Havia várias maneiras de desarmar a bomba antes que ela explodisse. Trump acabara de brigar com seu vice Mike Pence, pedindo, mas não obtendo dele, que remetesse aos estados a decisão de certificar os votos eleitorais. Nos estados ainda em disputa, de fato, tanto os delegados de Trump quanto os de Biden depositaram seus votos. O grupo de senadores dissidentes, ao invés, pediu, de forma mais simples, a constituição de uma comissão de inquérito, com duração máxima de 10 dias (para não atrapalhar a posse do novo governo em 20 de janeiro), para reexaminar todos os casos suspeitos de fraude. Essa opção também foi negada. E tudo isso enquanto Trump estimulava a sua multidão a não desistir e continuar lutando “para salvar o seu voto”.

Nessas circunstâncias, o impensável aconteceu. Uma parte da manifestação pró-Trump, após o discurso do presidente, seguiu da Casa Branca ao Capitólio e um grupo de apoiadores de Trump conseguiu entrar. Ainda há incertezas sobre o que aconteceu na sala parlamentar e as fontes diferem em muitos detalhes. Jornalistas, que lá estavam, referem-se a militantes vestidos de preto que, “armados com extintores, quebravam portas e janelas”. E também há a suspeita, entre os partidários de Trump, de que houvesse Antifas infiltrados. Vários manifestantes republicanos, incluindo idosos, responderam às perguntas dos repórteres, dizendo que eles haviam participado da invasão e não testemunharam nenhuma cena de violência. Lamentaram, também, a reação excessivamente violenta da polícia contra pessoas desarmadas. Os feridos ​​pelas forças de segurança foram dois, atingidos por uma bala e uma bomba de gás lacrimogêneo, de acordo com os depoimentos dos participantes da invasão. Uma mulher ferida pela polícia morreu em seguida, de acordo com relatórios da polícia de Washington.

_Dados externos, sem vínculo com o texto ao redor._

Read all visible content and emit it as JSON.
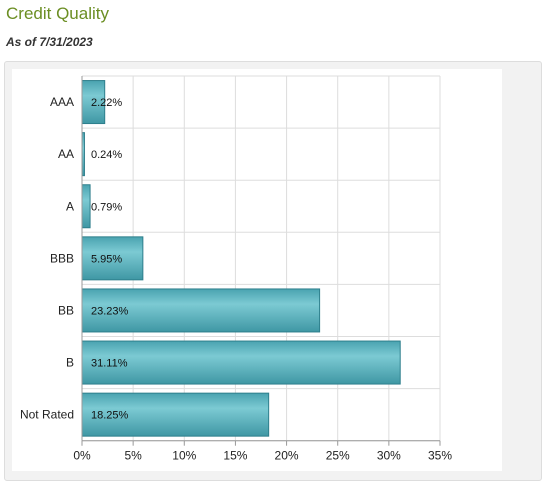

Em todo caso, não havia armas entre os “insurgentes” (esta é a definição que Joe Biden lhes deu), oficialmente proibidas em toda a área de Washington DC. Também não podemos falar de um “golpe de estado”. Também não houve qualquer violência contra instituições, policiais e propriedades particulares, como a desencadeada nos últimos seis meses pelos protestos da Antifas e Black Lives Matter (protestos, esses últimos, que quase todos os meios de comunicação definiram como “legítimos” e “pacíficos”).

O acontecimento de hoje foi, antes, uma espécie de novo Tea Party, na mais clássica tradição americana: quando os adversários mais radicais de Jorge III, em 1773, disfarçados de índios americanos, ocuparam navios mercantes ingleses e derrubaram toda a sua carga de chá no mar, em protesto contra o monopólio. Também no presente caso, o protesto ocorreu com uma ocupação simbólica de um espaço político, com manifestantes mascarados e coloridos ocupando os gabinetes de políticos (incluindo o de Nancy Pelosi) e as cadeiras parlamentares, fotografando-se e se divertindo, mais para provocar as instituições e o sistema que para destruir ou ocupar. Mas a julgar pelas declarações de Biden, que, de fato, falou em “insurreição e não protesto”, e pelos alarmes lançados por líderes mundiais parceiros dos EUA, a reação será muito dura. Às 18h de hoje (horário da Costa Leste dos EUA), um toque de recolher foi imposto a Washington.

Mas a questão central não é essa: ao ganhar também os dois cargos para o senado da Geórgia, os democratas têm agora os meios e os números no Congresso para desencadear uma futura caçada inédita aos conservadores, justificando-a, quem sabe, com o pretexto de evitar “novos golpes”.